Two Polish officers will be reprimanded for making false allegations that the country's troops found recently manufactured Franco-German missiles in Iraq which led to a diplomatic spat with France, the defence ministry said on Thursday."A high-ranking officer in Iraq and another officer in Poland will be reprimanded in the missiles affair," Defence Minister Jerzy Szmajdzinski said following the report by the intelligence services into the affair.
On October 4 defence ministry spokesman Eugeniusz Mleczak, who resigned over the matter on October 7, sparked controversy when he said that Iraqi police had notified Polish troops of the discovery of recently manufactured Franco-German missiles in Iraq.

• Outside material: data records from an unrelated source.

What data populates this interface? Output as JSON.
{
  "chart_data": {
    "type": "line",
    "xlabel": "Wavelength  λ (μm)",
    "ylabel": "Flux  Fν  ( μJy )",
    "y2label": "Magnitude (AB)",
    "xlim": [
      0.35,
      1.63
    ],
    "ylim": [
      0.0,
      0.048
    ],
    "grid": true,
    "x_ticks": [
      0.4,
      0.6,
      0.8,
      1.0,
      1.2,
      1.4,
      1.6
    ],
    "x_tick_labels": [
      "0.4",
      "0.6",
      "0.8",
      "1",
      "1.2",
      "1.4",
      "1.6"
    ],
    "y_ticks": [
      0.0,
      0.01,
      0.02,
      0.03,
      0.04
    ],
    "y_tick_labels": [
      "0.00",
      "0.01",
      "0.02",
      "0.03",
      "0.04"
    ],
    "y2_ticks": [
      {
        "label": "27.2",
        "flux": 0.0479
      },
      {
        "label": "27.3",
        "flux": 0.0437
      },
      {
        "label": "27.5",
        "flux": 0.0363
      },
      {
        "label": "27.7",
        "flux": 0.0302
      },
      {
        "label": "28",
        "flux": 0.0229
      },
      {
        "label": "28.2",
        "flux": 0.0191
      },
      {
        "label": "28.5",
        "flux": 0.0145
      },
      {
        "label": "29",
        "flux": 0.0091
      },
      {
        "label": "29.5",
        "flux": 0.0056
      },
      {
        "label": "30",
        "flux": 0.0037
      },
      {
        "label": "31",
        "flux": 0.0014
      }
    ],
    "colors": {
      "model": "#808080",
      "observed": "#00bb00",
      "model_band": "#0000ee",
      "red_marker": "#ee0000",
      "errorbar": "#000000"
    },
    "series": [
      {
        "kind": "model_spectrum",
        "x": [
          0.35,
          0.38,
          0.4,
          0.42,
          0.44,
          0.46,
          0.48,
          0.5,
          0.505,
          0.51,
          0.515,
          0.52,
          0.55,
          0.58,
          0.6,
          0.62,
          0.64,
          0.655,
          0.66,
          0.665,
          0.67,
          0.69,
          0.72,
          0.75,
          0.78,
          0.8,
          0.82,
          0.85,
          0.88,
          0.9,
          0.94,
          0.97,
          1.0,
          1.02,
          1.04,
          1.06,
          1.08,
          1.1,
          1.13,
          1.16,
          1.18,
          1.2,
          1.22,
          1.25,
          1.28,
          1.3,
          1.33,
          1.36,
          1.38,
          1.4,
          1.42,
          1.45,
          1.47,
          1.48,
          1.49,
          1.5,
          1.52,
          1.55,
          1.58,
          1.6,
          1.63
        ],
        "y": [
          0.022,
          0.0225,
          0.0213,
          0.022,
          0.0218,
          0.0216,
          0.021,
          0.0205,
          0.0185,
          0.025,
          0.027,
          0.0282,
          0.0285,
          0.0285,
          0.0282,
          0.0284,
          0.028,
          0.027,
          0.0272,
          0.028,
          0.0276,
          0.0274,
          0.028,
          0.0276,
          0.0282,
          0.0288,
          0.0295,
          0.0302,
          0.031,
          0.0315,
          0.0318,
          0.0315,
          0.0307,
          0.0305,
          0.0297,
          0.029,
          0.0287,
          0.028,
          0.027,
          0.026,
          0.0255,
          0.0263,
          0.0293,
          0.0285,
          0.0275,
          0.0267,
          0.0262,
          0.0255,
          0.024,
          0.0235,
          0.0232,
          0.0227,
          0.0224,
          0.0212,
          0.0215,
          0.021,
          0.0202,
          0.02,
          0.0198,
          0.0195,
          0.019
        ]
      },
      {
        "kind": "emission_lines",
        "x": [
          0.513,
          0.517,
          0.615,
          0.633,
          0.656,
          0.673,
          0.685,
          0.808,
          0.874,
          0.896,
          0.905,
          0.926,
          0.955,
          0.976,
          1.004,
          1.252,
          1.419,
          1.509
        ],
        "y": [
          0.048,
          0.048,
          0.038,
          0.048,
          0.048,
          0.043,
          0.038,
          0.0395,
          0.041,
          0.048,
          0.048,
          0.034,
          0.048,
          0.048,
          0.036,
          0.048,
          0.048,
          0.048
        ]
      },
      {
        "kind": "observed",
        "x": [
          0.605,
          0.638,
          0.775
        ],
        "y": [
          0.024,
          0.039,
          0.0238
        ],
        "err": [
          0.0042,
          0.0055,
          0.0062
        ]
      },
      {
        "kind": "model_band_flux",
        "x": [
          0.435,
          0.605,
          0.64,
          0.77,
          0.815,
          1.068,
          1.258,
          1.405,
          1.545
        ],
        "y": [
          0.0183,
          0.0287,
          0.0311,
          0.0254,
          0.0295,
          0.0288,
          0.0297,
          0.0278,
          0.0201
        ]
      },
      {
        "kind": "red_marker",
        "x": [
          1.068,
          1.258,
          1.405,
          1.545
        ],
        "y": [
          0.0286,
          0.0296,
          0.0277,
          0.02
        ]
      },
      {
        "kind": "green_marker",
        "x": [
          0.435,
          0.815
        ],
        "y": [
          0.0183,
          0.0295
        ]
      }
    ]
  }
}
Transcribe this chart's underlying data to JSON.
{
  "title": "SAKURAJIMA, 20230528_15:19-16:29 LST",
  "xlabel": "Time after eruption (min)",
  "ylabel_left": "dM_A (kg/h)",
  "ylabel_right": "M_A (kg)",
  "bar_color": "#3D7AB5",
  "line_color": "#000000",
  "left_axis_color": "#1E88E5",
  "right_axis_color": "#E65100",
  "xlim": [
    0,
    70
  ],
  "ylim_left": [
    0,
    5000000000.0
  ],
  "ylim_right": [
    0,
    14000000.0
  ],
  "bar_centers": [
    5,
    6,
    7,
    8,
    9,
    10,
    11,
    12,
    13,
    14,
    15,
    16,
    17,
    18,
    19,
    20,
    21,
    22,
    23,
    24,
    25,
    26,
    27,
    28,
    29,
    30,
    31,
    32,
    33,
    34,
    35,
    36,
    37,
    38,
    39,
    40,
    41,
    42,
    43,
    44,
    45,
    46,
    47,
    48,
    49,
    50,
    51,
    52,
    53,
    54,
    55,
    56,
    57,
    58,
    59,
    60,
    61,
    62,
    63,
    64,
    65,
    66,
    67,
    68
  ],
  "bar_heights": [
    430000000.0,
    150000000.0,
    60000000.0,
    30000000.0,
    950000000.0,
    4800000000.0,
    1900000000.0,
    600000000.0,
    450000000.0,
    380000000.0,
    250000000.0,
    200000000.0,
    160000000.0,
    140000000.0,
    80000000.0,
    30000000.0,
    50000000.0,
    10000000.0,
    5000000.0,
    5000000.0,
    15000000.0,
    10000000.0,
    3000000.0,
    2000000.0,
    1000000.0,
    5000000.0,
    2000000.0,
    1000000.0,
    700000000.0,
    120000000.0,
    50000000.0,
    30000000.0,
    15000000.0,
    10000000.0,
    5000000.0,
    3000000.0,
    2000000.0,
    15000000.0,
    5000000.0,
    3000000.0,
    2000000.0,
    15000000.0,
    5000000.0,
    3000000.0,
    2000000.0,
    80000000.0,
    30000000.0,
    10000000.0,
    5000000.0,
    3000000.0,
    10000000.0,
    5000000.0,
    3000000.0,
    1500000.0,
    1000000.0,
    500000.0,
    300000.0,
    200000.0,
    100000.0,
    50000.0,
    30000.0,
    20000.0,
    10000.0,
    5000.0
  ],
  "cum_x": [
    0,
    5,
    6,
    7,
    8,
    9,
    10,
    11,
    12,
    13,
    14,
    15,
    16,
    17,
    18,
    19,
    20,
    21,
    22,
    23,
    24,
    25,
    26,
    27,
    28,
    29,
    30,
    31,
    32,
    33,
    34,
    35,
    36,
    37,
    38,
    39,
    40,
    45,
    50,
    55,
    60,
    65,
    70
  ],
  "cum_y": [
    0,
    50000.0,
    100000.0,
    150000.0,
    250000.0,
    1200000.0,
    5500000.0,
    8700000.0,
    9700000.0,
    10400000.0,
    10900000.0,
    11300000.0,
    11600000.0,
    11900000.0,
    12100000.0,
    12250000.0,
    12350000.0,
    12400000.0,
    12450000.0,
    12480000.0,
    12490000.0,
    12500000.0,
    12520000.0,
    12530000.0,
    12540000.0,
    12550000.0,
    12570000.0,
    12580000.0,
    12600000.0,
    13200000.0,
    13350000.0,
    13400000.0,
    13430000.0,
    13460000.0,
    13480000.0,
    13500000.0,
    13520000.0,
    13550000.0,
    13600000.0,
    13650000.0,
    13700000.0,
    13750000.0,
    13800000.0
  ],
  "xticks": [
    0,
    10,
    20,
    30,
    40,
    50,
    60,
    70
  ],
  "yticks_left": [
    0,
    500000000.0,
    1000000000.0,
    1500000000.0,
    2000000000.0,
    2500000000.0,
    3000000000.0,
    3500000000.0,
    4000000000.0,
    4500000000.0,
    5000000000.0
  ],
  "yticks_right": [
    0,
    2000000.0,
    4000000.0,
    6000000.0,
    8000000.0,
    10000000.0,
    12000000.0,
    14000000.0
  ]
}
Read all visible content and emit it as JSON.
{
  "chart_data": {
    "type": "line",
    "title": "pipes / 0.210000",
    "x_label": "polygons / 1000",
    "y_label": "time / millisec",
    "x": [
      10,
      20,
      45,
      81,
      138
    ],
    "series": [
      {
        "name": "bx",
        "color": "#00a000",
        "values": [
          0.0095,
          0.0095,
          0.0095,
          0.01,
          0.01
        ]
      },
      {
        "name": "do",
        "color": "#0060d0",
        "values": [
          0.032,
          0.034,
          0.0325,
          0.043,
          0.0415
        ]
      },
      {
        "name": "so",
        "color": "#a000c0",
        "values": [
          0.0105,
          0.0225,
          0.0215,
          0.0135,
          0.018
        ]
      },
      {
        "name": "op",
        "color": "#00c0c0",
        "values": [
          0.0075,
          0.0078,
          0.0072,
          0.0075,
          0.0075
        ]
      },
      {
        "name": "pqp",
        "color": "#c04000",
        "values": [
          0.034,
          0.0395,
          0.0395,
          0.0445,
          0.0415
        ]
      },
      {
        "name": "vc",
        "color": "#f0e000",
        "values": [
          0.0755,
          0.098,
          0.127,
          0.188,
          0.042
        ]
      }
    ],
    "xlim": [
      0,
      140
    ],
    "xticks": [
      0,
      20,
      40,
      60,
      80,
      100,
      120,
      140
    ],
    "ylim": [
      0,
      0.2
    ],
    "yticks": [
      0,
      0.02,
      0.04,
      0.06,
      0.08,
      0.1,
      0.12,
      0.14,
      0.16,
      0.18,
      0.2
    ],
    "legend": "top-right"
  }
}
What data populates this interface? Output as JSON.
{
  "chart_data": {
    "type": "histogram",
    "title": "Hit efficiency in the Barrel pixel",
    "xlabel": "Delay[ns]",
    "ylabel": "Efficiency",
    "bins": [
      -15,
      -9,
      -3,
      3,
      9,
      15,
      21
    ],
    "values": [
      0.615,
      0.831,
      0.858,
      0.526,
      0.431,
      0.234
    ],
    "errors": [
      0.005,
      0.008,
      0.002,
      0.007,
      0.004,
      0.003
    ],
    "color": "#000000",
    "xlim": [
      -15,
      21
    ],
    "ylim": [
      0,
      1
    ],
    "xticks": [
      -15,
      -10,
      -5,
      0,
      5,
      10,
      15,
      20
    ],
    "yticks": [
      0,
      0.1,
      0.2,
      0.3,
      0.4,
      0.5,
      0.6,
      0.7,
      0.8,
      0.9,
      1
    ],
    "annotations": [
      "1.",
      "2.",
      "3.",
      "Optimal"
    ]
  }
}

The announcement sparked a denial from French President Jacques Chirac, talks with Polish Prime Minister Leszek Miller at the EU's Rome summit and an apology from Szmajdzinski.
Poland's top military commander, Chief of Staff General Czeslaw Piatas, then said Polish forces had made an "error of interpretation" when they said they had found French missiles in Iraq manufactured this year.
The missiles, reportedly Roland surface-to-air missiles, had the markings that read 07-01-KND 2003, which the troops mistook for the year of production.
France was strongly opposed to the US-led war in Iraq, while Poland supported the American and British campaign to oust president Saddam Hussein.
Last month Poland took over the command of some 9,000 troops as part of a stabilisation force patrolling a large portion of central and southern Iraq.
On Thursday the head of military intelligence General Marek Dukaczewski said that the missiles had been made in 1984.